Investing.com - Oil prices climbed on Monday after Saudi Arabia’s King Salman replaced the country’s energy minister with one of his own sons, in a move seen strengthening a deal between OPEC and its allies to reduce output.
Prince Abdulaziz bin Salman, a long-time member of the Saudi delegation to the Organization of the Petroleum Exporting Countries, took over from Khalid al-Falih on Sunday.
Global benchmark Brent crude futures were up 34 cents at $61.88 a barrel by 08:30 AM ET (12:30 GMT) while U.S. WTI crude was up 43 cents at $56.95 a barrel.
The prince had helped negotiate the current so-called OPEC+ agreement between the established producer cartel and non-members led by Russia to cut global crude supply in order to support prices and balance the market.
Speaking on Monday, Prince Abdulaziz said the pillars of Saudi policy would not change and that the OPEC+ deal would survive.
"The options for a change of policy are relatively limited," said Olivier Jakob, analyst at Petromatrix. "The price reaction is muted because we don't expect a strong change."

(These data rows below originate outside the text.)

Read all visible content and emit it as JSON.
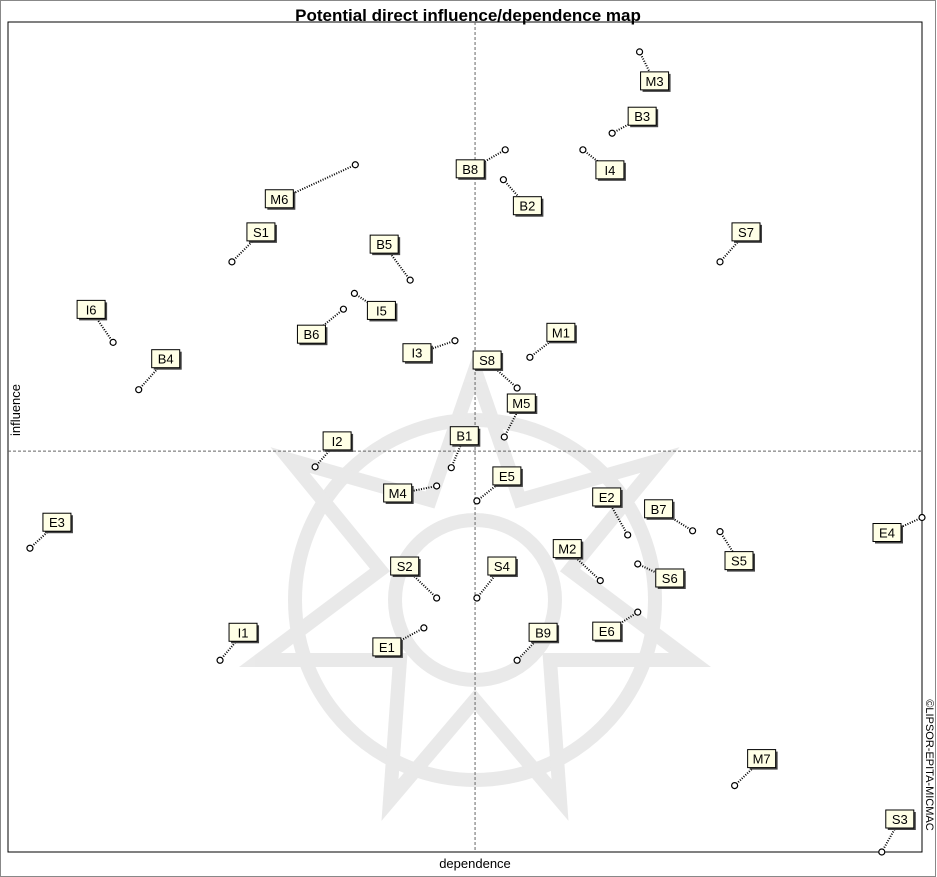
{
  "chart_data": {
    "type": "scatter",
    "title": "Potential direct influence/dependence map",
    "xlabel": "dependence",
    "ylabel": "influence",
    "credit": "©LIPSOR-EPITA-MICMAC",
    "labels": [
      "M3",
      "B3",
      "B8",
      "I4",
      "B2",
      "M6",
      "S1",
      "B5",
      "S7",
      "I5",
      "B6",
      "I6",
      "M1",
      "I3",
      "B4",
      "S8",
      "M5",
      "B1",
      "I2",
      "M4",
      "E5",
      "E2",
      "B7",
      "S5",
      "E4",
      "E3",
      "M2",
      "S6",
      "S2",
      "S4",
      "E6",
      "I1",
      "E1",
      "B9",
      "M7",
      "S3"
    ],
    "x": [
      69.1,
      66.1,
      54.4,
      62.9,
      54.2,
      38.0,
      24.5,
      44.0,
      77.9,
      37.9,
      36.7,
      11.5,
      57.1,
      48.9,
      14.3,
      55.7,
      54.3,
      48.5,
      33.6,
      46.9,
      51.3,
      67.8,
      74.9,
      77.9,
      100.0,
      2.4,
      64.8,
      68.9,
      46.9,
      51.3,
      68.9,
      23.2,
      45.5,
      55.7,
      79.5,
      95.6
    ],
    "y": [
      96.4,
      86.6,
      84.6,
      84.6,
      81.0,
      82.8,
      71.1,
      68.9,
      71.1,
      67.3,
      65.4,
      61.4,
      59.6,
      61.6,
      55.7,
      55.9,
      50.0,
      46.3,
      46.4,
      44.1,
      42.3,
      38.2,
      38.7,
      38.6,
      40.3,
      36.6,
      32.7,
      34.7,
      30.6,
      30.6,
      28.9,
      23.1,
      27.0,
      23.1,
      8.0,
      0.0
    ],
    "xlim": [
      0,
      100
    ],
    "ylim": [
      0,
      100
    ],
    "xcross": 51.1,
    "ycross": 48.3
  }
}
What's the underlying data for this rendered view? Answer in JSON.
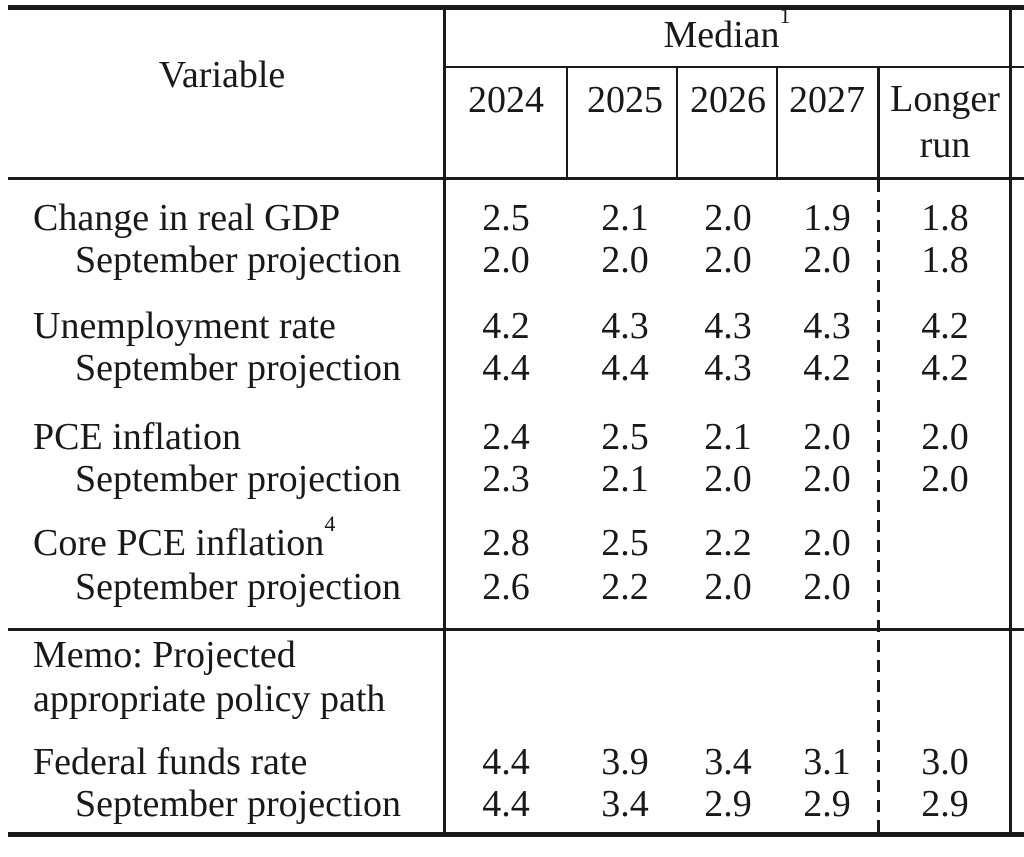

The OPEC+ agreement has largely held so far thanks to Saudi discipline and the collapse of exports from Iran and Venezuela. However, output from both Russia and Iraq exceeded their agreed ceilings.
OPEC aggregate output rose for the first time this year in August as higher supply from Iraq and Nigeria outweighed restraint by Saudi Arabia and losses caused by U.S. sanctions on Iran, a Reuters survey found.
On Sunday the United Arab Emirates' energy minister, Suhail bin Mohammed al-Mazroui, said OPEC and non-OPEC producers were "committed" to achieving oil market balance and that Abu Dhabi would support any consensus decision on further production cuts.
The OPEC+ joint ministerial monitoring committee, known as JMMC, will meet on Thursday in Abu Dhabi on the sidelines of the energy conference.
Prices on Monday were also supported by a rise in oil imports in China in August, with shipments to the world's biggest importer up 3% from July and nearly 10% higher in the first eight months of 2019 from a year earlier.
In the United States, drilling companies cut the number of operating oil rigs for a third week in a row last week.